These studies demonstrated that diabetes increases the severity of periodontal disease previously induced by bacterial inoculation or by silk ligatures [22, 23]. However, a previous study  demonstrated that a chronic hyperglycemic environment in periodontal tissue, even in absence of external stimuli such as bacterial inoculation or silk ligatures, results in the clear establishment and progression of periodontal disease. In fact, previous reports suggested that diabetes not only exacerbate the periodontitis severity but also can trigger periodontal disease induction . Interestingly, it has been suggested that the inflammatory/immune deregulation caused by diabetes could trigger periodontitis development in response to the commensal subgingival microflora [9, 16, 23]. However, the mechanisms involved in the spontaneous onset of periodontitis after diabetes induction remains unknown.

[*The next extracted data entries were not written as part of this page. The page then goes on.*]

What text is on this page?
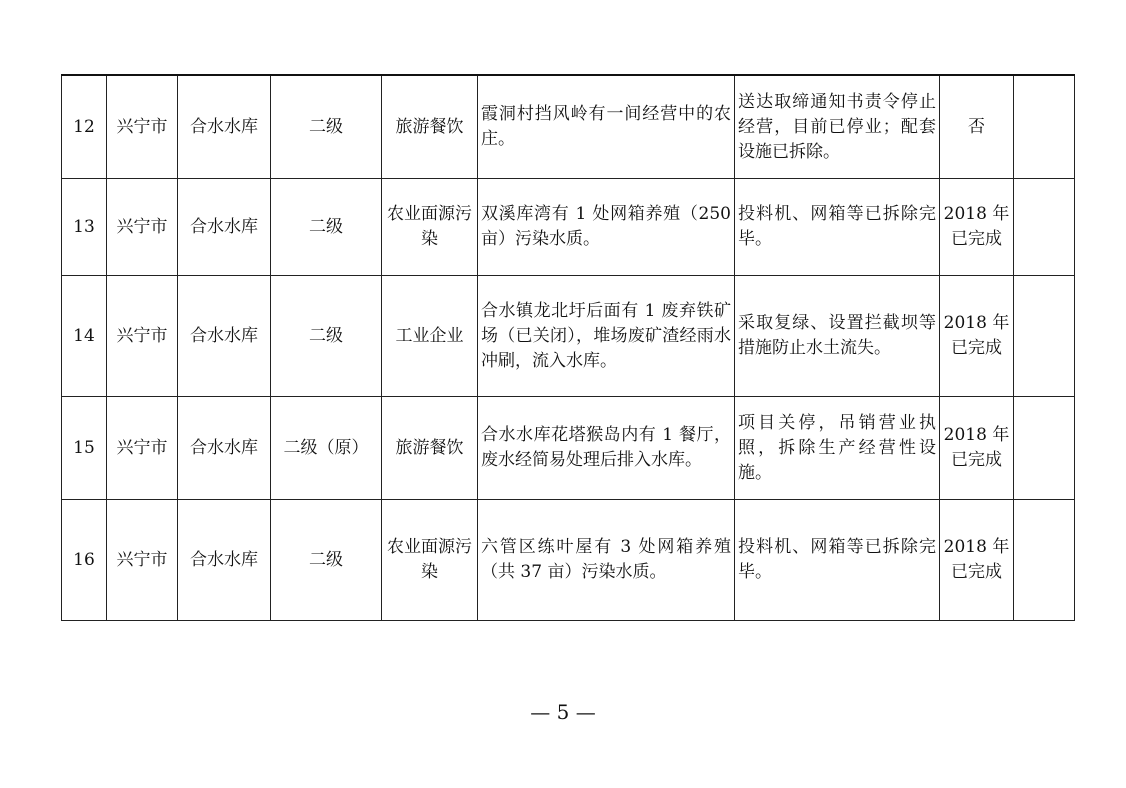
12	兴宁市	合水水库	二级	旅游餐饮	霞洞村挡风岭有一间经营中的农庄。	送达取缔通知书责令停止经营，目前已停业；配套设施已拆除。	否	
13	兴宁市	合水水库	二级	农业面源污染	双溪库湾有 1 处网箱养殖（250 亩）污染水质。	投料机、网箱等已拆除完毕。	2018 年已完成	
14	兴宁市	合水水库	二级	工业企业	合水镇龙北圩后面有 1 废弃铁矿场（已关闭），堆场废矿渣经雨水冲刷，流入水库。	采取复绿、设置拦截坝等措施防止水土流失。	2018 年已完成	
15	兴宁市	合水水库	二级（原）	旅游餐饮	合水水库花塔猴岛内有 1 餐厅，废水经简易处理后排入水库。	项目关停，吊销营业执照，拆除生产经营性设施。	2018 年已完成	
16	兴宁市	合水水库	二级	农业面源污染	六管区练叶屋有 3 处网箱养殖（共 37 亩）污染水质。	投料机、网箱等已拆除完毕。	2018 年已完成	
— 5 —
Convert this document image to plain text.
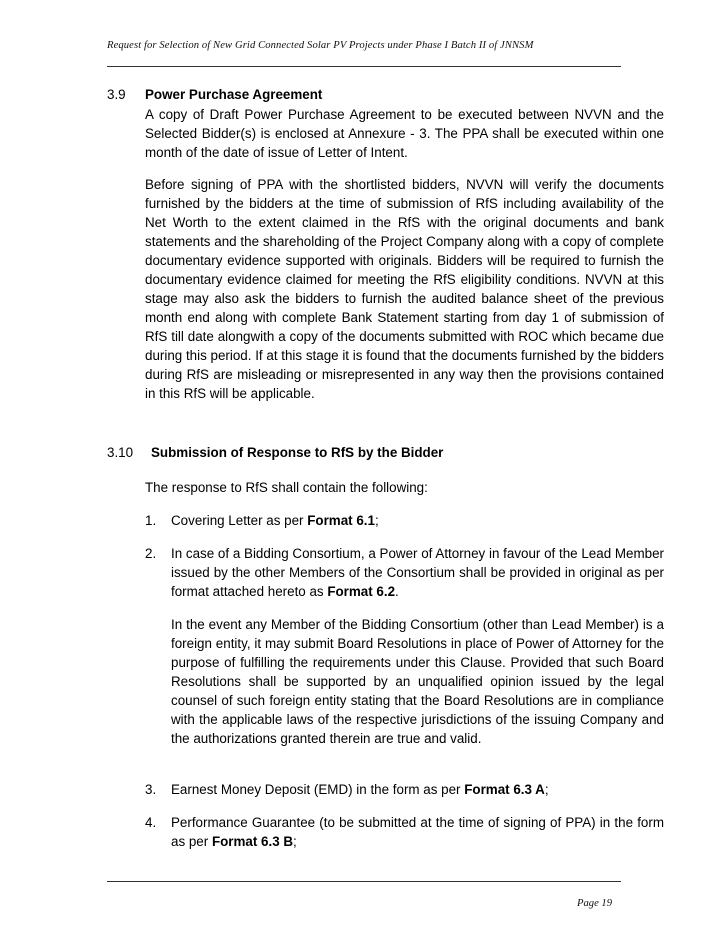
Request for Selection of New Grid Connected Solar PV Projects under Phase I Batch II of JNNSM
3.9 Power Purchase Agreement
A copy of Draft Power Purchase Agreement to be executed between NVVN and the Selected Bidder(s) is enclosed at Annexure - 3. The PPA shall be executed within one month of the date of issue of Letter of Intent.
Before signing of PPA with the shortlisted bidders, NVVN will verify the documents furnished by the bidders at the time of submission of RfS including availability of the Net Worth to the extent claimed in the RfS with the original documents and bank statements and the shareholding of the Project Company along with a copy of complete documentary evidence supported with originals. Bidders will be required to furnish the documentary evidence claimed for meeting the RfS eligibility conditions. NVVN at this stage may also ask the bidders to furnish the audited balance sheet of the previous month end along with complete Bank Statement starting from day 1 of submission of RfS till date alongwith a copy of the documents submitted with ROC which became due during this period. If at this stage it is found that the documents furnished by the bidders during RfS are misleading or misrepresented in any way then the provisions contained in this RfS will be applicable.
3.10 Submission of Response to RfS by the Bidder
The response to RfS shall contain the following:
1. Covering Letter as per Format 6.1;
2. In case of a Bidding Consortium, a Power of Attorney in favour of the Lead Member issued by the other Members of the Consortium shall be provided in original as per format attached hereto as Format 6.2.
In the event any Member of the Bidding Consortium (other than Lead Member) is a foreign entity, it may submit Board Resolutions in place of Power of Attorney for the purpose of fulfilling the requirements under this Clause. Provided that such Board Resolutions shall be supported by an unqualified opinion issued by the legal counsel of such foreign entity stating that the Board Resolutions are in compliance with the applicable laws of the respective jurisdictions of the issuing Company and the authorizations granted therein are true and valid.
3. Earnest Money Deposit (EMD) in the form as per Format 6.3 A;
4. Performance Guarantee (to be submitted at the time of signing of PPA) in the form as per Format 6.3 B;
Page 19
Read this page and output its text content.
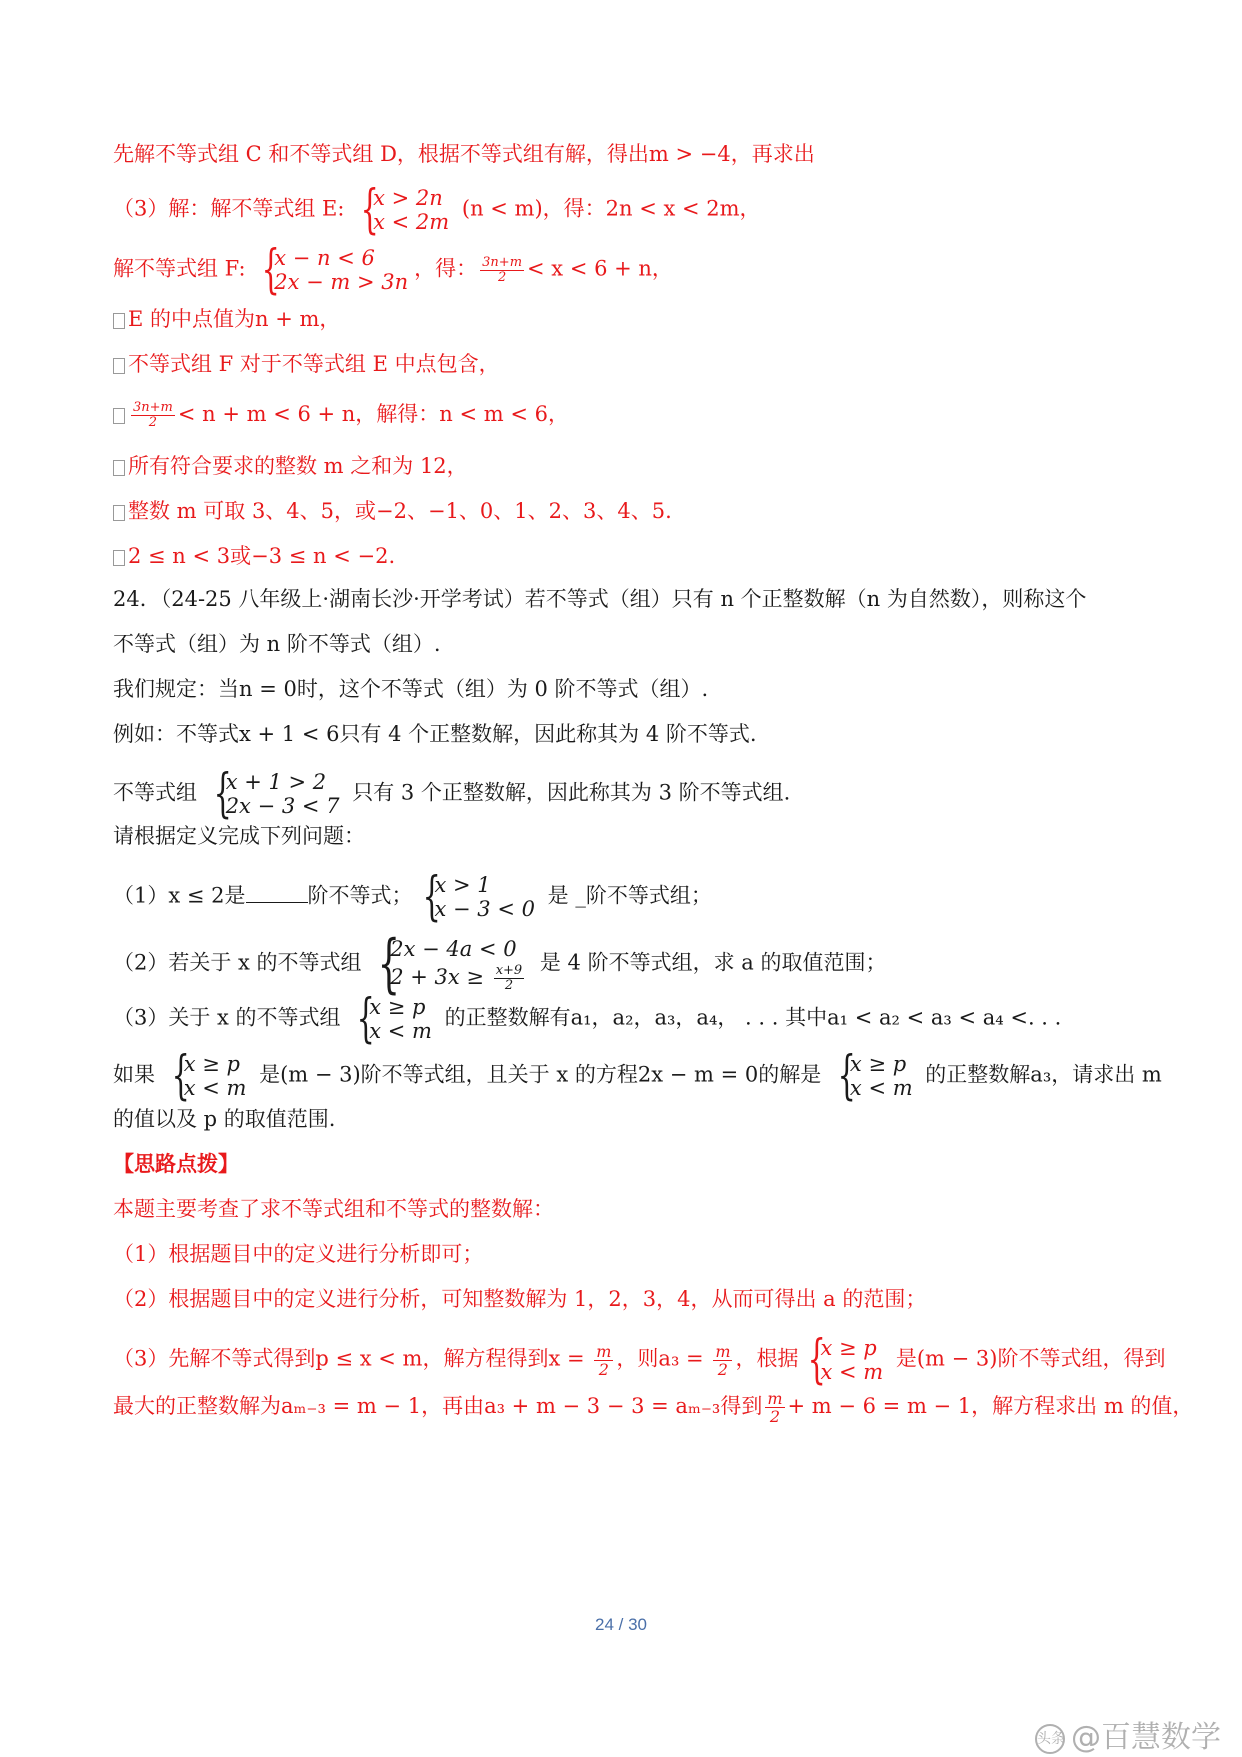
先解不等式组 C 和不等式组 D，根据不等式组有解，得出m > −4，再求出
（3）解：解不等式组 E: {
x > 2n
x < 2m
(n < m)，得：2n < x < 2m，
解不等式组 F: {
x − n < 6
2x − m > 3n
，得： $\frac{3n+m}{2} < x < 6 + n$，
E 的中点值为n + m，
不等式组 F 对于不等式组 E 中点包含，
$\frac{3n+m}{2} < n + m < 6 + n$，解得：n < m < 6，
所有符合要求的整数 m 之和为 12，
整数 m 可取 3、4、5，或−2、−1、0、1、2、3、4、5.
2 ≤ n < 3或−3 ≤ n < −2.
24．（24-25 八年级上·湖南长沙·开学考试）若不等式（组）只有 n 个正整数解（n 为自然数），则称这个
不等式（组）为 n 阶不等式（组）.
我们规定：当n = 0时，这个不等式（组）为 0 阶不等式（组）.
例如：不等式x + 1 < 6只有 4 个正整数解，因此称其为 4 阶不等式.
不等式组 {
x + 1 > 2
2x − 3 < 7
只有 3 个正整数解，因此称其为 3 阶不等式组.
请根据定义完成下列问题：
（1）x ≤ 2是	阶不等式； {
x > 1
x − 3 < 0
是 _阶不等式组；
（2）若关于 x 的不等式组 {
2x − 4a < 0
$2 + 3x \ge \frac{x+9}{2}$
是 4 阶不等式组，求 a 的取值范围；
（3）关于 x 的不等式组 {
x ≥ p
x < m
的正整数解有a₁，a₂，a₃，a₄， . . . 其中a₁ < a₂ < a₃ < a₄ <. . .
如果 {
x ≥ p
x < m
是(m − 3)阶不等式组，且关于 x 的方程2x − m = 0的解是 {
x ≥ p
x < m
的正整数解a₃，请求出 m
的值以及 p 的取值范围.
【思路点拨】
本题主要考查了求不等式组和不等式的整数解：
（1）根据题目中的定义进行分析即可；
（2）根据题目中的定义进行分析，可知整数解为 1，2，3，4，从而可得出 a 的范围；
（3）先解不等式得到p ≤ x < m，解方程得到$x = \frac{m}{2}$ ，则$a_3 = \frac{m}{2}$ ，根据 {
x ≥ p
x < m
是(m − 3)阶不等式组，得到
最大的正整数解为aₘ₋₃ = m − 1，再由a₃ + m − 3 − 3 = aₘ₋₃得到 $\frac{m}{2} + m - 6 = m - 1$，解方程求出 m 的值，
24 / 30
头条 @百慧数学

In this context, the purpose of this study was to investigate the potential mechanisms involved in the spontaneous onset of diabetes-triggered periodontitis through the quantitative and spatial evaluation of RAGE, TNF-alpha, IL-1beta, IL-6, RANKL, MMP-2, MMP-9 immunostaining patterns, and also the monitoring of oral microbiota load, in periodontal tissue in rats after 1, 3, 6, 9, and 12 months of diabetes induction.
2. Material and Methods
2.1. Induction of Diabetes and Collection of Samples
Adult male Wistar rats, 10–12 weeks old, weighing approximately 250 g, were submitted to diabetes induction by intravenous administration of alloxan (Sigma Chemical Co., St Louis, EUA) in a single dose of 42 mg/kg of body weight into the caudal vein. Only rats showing two successive determinations of blood glucose levels (7 and 14 days after alloxan injection) greater than 250 mg/dL were considered diabetic and included in the experiment. The glucose levels during the experiment were typically 400–450 mg/dL in diabetic rats, while serum glucose levels of control rats ranged from 90 to 130 mg/dL. The animals were housed in metabolic cages in groups of four per cage and fed a standard rat chow and water ad libitum. Study protocol was approved by the Experimental Committee of Bauru School of Dentistry, São Paulo State University (033/2007). Each diabetic and control group was composed of 25 animals, subdivided into 5 subgroups with 5 rats each, analyzed at 1, 3, 6, 9, and 12 months after diabetes induction. On their respective dates, the animals were sacrificed with overdose of sodium pentobarbital (Cristália Chemical Products-Itapira/SP) and the hemimandibles were removed and fixed in 10% formalin solution for 7 days.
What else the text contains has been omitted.